En China, en medio de periodos más frecuentes de sequías, las empresas que construyen plantas eléctricas operadas con carbón están dando un giro hacia una tecnología más cara que enfría el equipo de las plantas con menos agua.

En Bangladés, los agricultores de arroz que enfrentan la elevación del agua de mar están cambiando sus cultivos, algunos a variedades del mismo cereal más tolerantes a la sal, y otros se han alejado por completo del arroz para dedicarse a la cría de camarones.

Según los expertos familiarizados con estas transformaciones, todas responden al cambio climático.

Hace no mucho tiempo se consideraba que el cambio climático era una amenaza para el futuro. Cada vez más se convierte en una realidad del presente, una nueva normalidad que genera miles de millones de dólares en gastos anuales para gobiernos, empresas y ciudadanos que luchan por adaptarse.

Las tormentas se han intensificado, como el huracán Florence que azotó las Carolinas este mes; las sequías han empeorado y avivaron los incendios que se propagaron en California este año, y el nivel del mar está subiendo, un motivo de inquietud para las ciudades costeras de todo el mundo. De acuerdo con los científicos, todo lo anterior está ligado, por lo menos en parte, a un aumento de las temperaturas mundiales que ha inducido el ser humano y que está provocando todo tipo de medidas defensivas.

Las Naciones Unidas calculan que para 2050 adaptarse al cambio climático podría costar 500.000 millones de dólares al año, un precio que pagarían todos, incluidos los gobiernos, el sector privado y la ciudadanía. Sin embargo, hay una gran incertidumbre respecto de que esa suma pueda realmente proteger a la gente y la infraestructura.
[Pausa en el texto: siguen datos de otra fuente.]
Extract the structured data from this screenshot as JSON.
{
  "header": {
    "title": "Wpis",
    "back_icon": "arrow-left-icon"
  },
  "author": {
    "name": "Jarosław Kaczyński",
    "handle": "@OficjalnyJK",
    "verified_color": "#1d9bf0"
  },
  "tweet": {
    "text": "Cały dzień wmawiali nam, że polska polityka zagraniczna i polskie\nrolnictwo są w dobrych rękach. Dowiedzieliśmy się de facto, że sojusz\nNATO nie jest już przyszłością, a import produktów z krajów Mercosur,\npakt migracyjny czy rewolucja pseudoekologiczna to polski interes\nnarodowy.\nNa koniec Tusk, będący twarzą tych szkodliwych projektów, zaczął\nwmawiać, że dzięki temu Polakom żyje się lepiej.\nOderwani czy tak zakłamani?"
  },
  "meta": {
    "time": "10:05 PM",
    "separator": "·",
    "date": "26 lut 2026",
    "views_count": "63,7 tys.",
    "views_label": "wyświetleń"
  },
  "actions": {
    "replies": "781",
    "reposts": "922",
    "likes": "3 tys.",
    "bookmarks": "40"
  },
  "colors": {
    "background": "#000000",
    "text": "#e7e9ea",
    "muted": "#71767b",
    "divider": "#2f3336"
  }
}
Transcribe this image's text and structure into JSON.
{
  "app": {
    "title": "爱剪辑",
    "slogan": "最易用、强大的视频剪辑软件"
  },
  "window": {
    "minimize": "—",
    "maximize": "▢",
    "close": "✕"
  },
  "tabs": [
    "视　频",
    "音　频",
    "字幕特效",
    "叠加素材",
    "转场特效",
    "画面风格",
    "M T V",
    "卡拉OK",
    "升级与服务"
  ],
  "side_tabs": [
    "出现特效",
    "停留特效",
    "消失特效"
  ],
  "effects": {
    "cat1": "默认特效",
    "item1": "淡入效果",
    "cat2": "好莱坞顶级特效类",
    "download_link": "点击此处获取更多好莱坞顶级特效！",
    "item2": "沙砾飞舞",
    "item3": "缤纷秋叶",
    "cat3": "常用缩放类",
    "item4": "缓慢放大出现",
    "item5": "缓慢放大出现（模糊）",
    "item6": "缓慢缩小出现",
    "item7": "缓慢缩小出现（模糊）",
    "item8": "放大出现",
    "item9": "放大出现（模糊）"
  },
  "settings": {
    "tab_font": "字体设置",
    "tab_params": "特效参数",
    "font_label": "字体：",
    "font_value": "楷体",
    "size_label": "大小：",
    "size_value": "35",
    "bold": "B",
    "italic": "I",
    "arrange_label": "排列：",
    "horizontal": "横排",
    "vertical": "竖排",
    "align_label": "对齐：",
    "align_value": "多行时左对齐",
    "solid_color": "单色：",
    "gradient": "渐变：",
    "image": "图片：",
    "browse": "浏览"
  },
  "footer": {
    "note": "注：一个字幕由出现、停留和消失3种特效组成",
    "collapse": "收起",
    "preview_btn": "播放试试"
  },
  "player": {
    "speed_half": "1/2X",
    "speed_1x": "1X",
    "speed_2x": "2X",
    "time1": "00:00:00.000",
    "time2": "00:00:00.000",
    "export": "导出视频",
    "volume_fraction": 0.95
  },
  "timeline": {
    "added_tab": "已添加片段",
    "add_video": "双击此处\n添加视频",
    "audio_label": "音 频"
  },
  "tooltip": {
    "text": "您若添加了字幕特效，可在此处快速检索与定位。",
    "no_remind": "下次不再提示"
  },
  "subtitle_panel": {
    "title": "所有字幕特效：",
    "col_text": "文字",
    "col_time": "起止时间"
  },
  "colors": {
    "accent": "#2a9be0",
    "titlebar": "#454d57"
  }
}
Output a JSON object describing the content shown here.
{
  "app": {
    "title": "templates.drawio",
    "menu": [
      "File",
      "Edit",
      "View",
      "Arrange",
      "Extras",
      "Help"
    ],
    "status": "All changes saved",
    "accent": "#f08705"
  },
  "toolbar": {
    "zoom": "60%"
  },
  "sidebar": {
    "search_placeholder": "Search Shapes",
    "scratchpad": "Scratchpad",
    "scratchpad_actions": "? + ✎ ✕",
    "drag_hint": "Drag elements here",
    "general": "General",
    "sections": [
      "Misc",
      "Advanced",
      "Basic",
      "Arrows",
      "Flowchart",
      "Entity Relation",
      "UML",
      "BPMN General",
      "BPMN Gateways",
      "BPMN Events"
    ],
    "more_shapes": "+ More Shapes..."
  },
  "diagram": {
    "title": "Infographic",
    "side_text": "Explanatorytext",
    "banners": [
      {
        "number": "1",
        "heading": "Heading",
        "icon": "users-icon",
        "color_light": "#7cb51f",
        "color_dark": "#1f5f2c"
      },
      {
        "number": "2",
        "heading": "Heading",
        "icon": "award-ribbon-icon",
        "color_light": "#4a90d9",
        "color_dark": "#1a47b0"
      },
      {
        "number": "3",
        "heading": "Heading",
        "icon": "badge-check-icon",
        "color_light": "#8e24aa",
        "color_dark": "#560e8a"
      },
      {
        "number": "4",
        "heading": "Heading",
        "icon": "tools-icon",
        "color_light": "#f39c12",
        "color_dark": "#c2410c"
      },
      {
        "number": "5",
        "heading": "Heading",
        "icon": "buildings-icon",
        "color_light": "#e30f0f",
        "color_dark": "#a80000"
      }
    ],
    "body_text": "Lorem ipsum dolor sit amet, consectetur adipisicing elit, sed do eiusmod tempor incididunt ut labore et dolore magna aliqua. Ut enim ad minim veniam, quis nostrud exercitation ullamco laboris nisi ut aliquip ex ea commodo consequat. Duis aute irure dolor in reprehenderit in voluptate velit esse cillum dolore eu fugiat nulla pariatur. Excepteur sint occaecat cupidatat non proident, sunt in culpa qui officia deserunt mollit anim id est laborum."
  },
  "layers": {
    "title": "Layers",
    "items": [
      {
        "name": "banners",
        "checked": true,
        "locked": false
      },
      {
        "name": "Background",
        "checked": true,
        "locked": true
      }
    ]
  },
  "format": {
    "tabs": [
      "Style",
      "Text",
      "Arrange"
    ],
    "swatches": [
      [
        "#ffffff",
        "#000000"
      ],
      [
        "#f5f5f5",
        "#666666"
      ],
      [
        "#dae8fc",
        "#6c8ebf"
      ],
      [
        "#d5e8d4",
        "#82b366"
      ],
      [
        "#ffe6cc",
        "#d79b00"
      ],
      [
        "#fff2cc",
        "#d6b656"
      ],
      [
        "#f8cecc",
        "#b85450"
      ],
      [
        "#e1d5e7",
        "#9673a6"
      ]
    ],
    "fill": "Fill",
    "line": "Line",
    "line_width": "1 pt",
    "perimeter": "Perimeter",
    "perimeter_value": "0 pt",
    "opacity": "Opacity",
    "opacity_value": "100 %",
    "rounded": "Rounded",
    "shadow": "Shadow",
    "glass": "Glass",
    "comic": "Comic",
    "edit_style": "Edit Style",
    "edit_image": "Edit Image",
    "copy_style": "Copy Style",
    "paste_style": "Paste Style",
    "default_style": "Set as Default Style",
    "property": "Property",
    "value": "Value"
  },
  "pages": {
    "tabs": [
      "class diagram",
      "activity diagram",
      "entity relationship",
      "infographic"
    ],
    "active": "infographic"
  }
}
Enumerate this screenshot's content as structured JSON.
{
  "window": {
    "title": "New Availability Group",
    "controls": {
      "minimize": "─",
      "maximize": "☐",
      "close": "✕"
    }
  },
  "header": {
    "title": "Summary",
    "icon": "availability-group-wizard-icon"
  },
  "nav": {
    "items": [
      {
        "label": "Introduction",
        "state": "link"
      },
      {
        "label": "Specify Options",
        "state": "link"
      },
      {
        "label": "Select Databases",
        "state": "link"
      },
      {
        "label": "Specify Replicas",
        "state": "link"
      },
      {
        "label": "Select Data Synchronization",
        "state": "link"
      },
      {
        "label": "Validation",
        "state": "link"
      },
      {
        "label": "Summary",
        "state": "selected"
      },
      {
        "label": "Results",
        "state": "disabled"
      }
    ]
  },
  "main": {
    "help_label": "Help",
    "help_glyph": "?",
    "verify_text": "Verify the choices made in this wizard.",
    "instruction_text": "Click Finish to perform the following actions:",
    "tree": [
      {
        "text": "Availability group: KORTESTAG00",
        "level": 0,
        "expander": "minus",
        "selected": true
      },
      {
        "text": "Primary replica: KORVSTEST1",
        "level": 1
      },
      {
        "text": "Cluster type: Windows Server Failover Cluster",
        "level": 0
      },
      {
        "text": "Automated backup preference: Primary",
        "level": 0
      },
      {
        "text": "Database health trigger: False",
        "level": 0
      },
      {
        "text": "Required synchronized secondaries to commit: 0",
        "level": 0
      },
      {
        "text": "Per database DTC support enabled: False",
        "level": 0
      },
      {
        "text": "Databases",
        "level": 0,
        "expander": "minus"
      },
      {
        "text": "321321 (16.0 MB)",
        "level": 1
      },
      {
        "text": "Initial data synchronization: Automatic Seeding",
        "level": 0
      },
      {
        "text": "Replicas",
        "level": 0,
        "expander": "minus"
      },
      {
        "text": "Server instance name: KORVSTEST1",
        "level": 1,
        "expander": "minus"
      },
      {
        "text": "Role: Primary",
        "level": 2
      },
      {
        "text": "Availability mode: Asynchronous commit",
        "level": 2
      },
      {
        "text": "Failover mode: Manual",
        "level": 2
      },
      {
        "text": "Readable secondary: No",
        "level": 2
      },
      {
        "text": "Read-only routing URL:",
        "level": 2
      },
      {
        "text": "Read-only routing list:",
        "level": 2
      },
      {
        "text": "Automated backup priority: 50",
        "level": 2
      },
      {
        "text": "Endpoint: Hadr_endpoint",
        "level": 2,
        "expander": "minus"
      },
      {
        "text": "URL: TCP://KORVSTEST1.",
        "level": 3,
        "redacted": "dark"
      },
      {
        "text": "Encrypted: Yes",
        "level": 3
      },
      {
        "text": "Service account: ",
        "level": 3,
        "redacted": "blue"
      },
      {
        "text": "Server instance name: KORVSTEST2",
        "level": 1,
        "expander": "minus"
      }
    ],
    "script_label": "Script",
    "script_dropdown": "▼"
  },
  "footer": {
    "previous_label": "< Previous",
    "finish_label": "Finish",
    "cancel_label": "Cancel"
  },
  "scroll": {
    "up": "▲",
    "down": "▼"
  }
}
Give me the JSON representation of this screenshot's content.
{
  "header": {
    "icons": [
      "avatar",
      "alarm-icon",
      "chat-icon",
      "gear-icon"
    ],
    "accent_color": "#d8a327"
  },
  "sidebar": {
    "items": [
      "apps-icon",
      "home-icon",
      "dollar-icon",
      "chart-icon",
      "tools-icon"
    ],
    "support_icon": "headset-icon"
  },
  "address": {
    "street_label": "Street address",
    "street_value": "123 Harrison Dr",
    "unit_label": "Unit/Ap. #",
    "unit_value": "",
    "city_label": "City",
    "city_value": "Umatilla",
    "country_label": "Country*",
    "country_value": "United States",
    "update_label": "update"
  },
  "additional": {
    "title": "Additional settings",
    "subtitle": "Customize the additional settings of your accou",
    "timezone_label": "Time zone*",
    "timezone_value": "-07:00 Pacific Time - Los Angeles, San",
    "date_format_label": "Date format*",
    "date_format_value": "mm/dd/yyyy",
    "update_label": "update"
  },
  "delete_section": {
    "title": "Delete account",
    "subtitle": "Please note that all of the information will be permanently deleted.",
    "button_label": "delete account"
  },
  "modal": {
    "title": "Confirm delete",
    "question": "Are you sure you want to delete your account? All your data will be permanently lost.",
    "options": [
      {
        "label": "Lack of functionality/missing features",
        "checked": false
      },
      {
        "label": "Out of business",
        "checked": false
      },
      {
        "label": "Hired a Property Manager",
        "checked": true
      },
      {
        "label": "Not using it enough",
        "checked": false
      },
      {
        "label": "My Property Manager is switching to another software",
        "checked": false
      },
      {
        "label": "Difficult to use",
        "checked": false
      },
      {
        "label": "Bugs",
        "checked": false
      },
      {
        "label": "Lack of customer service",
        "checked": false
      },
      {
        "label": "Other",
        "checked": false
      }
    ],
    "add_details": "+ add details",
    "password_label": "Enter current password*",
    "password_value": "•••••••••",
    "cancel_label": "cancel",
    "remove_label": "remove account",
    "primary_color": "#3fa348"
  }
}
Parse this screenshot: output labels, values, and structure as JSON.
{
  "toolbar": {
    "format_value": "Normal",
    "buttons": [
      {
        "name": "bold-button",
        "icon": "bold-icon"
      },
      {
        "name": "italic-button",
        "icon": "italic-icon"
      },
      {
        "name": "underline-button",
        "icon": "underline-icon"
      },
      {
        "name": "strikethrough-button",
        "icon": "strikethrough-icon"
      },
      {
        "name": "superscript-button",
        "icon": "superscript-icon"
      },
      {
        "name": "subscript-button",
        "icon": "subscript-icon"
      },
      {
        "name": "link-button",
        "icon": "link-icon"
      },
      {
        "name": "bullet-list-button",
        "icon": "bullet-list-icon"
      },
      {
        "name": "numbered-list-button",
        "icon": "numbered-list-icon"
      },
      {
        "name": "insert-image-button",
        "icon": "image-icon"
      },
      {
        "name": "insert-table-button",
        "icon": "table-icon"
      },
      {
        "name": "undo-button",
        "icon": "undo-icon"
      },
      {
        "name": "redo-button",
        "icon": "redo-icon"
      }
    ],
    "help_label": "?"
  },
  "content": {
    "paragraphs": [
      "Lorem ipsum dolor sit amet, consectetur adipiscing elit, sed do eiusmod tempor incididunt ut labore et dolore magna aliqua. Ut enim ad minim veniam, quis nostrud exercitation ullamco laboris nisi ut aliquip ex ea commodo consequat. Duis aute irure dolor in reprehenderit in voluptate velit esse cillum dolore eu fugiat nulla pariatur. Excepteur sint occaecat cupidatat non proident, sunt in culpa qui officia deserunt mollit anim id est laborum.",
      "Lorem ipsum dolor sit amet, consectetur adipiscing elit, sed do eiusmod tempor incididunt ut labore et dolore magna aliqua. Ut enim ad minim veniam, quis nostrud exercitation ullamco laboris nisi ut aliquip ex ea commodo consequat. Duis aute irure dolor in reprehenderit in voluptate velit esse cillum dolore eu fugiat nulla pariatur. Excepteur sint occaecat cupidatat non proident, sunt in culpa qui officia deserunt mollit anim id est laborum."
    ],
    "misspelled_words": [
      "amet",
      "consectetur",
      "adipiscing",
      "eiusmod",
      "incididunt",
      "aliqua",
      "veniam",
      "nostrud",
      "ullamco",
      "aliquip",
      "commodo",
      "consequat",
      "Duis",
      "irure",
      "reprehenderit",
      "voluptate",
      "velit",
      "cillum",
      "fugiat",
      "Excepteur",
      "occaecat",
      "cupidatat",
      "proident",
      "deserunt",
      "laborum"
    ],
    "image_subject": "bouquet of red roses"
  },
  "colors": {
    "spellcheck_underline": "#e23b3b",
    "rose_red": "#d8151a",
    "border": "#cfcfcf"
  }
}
El cambio de perspectiva, de solo tratar de evitar el cambio climático a intentar vivir con este, nos está obligando a realizar sacrificios aleccionadores y, según los expertos, es probable que se vuelvan más dolorosos.

Durante décadas, se ha propagado un debate filosófico sobre la manera en que se debe responder al cambio climático. Uno de los bandos —básicamente, los puristas del cambio climático— ha estado a favor de una estrategia conocida como mitigación: rehacer los sectores energético, agrícola y otros para detener las emisiones de carbono y evitar que aumenten las temperaturas. El otro lado —los pragmáticos del cambio climático— ha propuesto la adaptación: aceptar que el cambio climático es una realidad y tomar medidas para adaptarse.

En un inicio, muchos activistas en promedioambiente rechazaron la adaptación al considerarla una salida fácil, un “tipo de holgazanería, una fe arrogante en nuestra capacidad de reaccionar a tiempo para salvar nuestros pellejos”, como lo mencionó Al Gore en su libro de 1992, Earth in the Balance, un llamado a reducir las emisiones que salió a la luz cuando era el compañero de fórmula de Bill Clinton en la campaña electoral de ese año. No obstante, las emisiones han seguido en aumento. En 2017, la producción de carbono relacionada con la energía alcanzó un máximo histórico, de acuerdo con la Agencia Internacional de Energía. Por lo tanto, los defensores más activos del clima ya consideran la adaptación como un elemento crucial.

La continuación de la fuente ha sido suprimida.